After journeying through Libya, Egypt, Arabia, and Asia, he eventually ended up in Illyria. Here, he seized the sea-god Nereus, who was aware of the secret location of the garden of the Hesperides. But, Nereus wasn’t easy to conquer, since he transformed himself into all kinds of shapes while trying to escape. 

Entering the Gardens

Yet still, Heracles obtained the information he needed. Continuing on his quest, he would be stopped by two sons of Poseidon, which he had to fight in order to continue. Eventually, he was able to pass to the place where the blissful garden was located. Yet, entering it was another objective.

Heracles arrived at a rock on Mount Caucasus, where he found the Greek trickster Prometheus chained to a stone. Zeus sentenced him to this horrible fate, and everyday a monstrous eagle would come and eat Prometheus’ liver. 
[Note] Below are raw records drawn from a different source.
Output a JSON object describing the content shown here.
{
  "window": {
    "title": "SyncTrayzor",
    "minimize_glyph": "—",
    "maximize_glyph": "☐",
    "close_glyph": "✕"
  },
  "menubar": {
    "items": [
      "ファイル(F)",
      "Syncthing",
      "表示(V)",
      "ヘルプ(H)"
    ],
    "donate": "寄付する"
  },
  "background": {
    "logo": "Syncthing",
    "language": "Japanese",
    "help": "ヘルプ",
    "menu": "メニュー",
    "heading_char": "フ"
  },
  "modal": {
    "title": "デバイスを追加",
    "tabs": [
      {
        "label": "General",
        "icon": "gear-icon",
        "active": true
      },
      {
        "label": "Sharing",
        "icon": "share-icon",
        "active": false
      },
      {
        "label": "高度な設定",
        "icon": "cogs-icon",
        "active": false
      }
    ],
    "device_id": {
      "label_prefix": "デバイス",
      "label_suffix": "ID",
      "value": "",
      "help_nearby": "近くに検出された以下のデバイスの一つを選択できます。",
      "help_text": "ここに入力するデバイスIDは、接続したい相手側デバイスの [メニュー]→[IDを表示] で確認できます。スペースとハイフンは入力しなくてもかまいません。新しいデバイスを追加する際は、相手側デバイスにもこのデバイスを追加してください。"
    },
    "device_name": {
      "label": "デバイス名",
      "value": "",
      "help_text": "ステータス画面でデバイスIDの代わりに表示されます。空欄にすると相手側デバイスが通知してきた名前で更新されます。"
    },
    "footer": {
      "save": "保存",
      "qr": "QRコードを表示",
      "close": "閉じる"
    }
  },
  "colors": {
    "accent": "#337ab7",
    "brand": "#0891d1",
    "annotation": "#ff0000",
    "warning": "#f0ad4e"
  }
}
However, the liver grew back every day, meaning he had to endure the same torturing every day. But, Heracles was able to kill the eagle, freeing Prometheus.

Out of tremendous gratitude, Prometheus told Heracles the secret of getting to his objective. He advised Heracles to ask for the help of Atlas. After all, Hera would do anything to decline Heracles’ access to the garden, so asking someone else to do it would make sense.

Fetching the Golden Apples

Atlas would agree to the task of fetching the apples from the Garden of the Hesperides Heracles, however, had to hold the earth for a second while Atlas was doing his thing. Everything happened as Prometheus had predicted, and Atlas went to get the apples while Hercules was stuck in Atlas’s place, with the weight of the world literally on his shoulders.   

When Atlas returned with the golden apples, he told Hercules he would take them to Eurystheus himself. Hercules had to stay at the exact place, holding the world in place and all. 

Hercules slyly agreed, but asked Atlas whether he could take it back again because he needed a few seconds of rest. Atlas put the apples on the ground, and lifted the burden onto his own shoulders. And so Hercules picked up the apples and quickly ran off, carrying them back, uneventfully, to Eurystheus.

Was it Worth the Effort?

There was one final problem, however. The apples belonged to the gods, more specifically to the Hesperides and Hera. Because they belonged to the gods, the apples could not remain with Eurystheus. After all the trouble Hercules went through to get them, he had to return them to Athena, who took them back to the garden at the northern edge of the world.

So after a complex story, the myths in which the Hesperides are involved return to neutral. Maybe that’s the only constant surrounding the Hesperides; after a full day, a setting sun assures us that a new day will follow soon, providing a neutral clean slate for the development of a new narrative.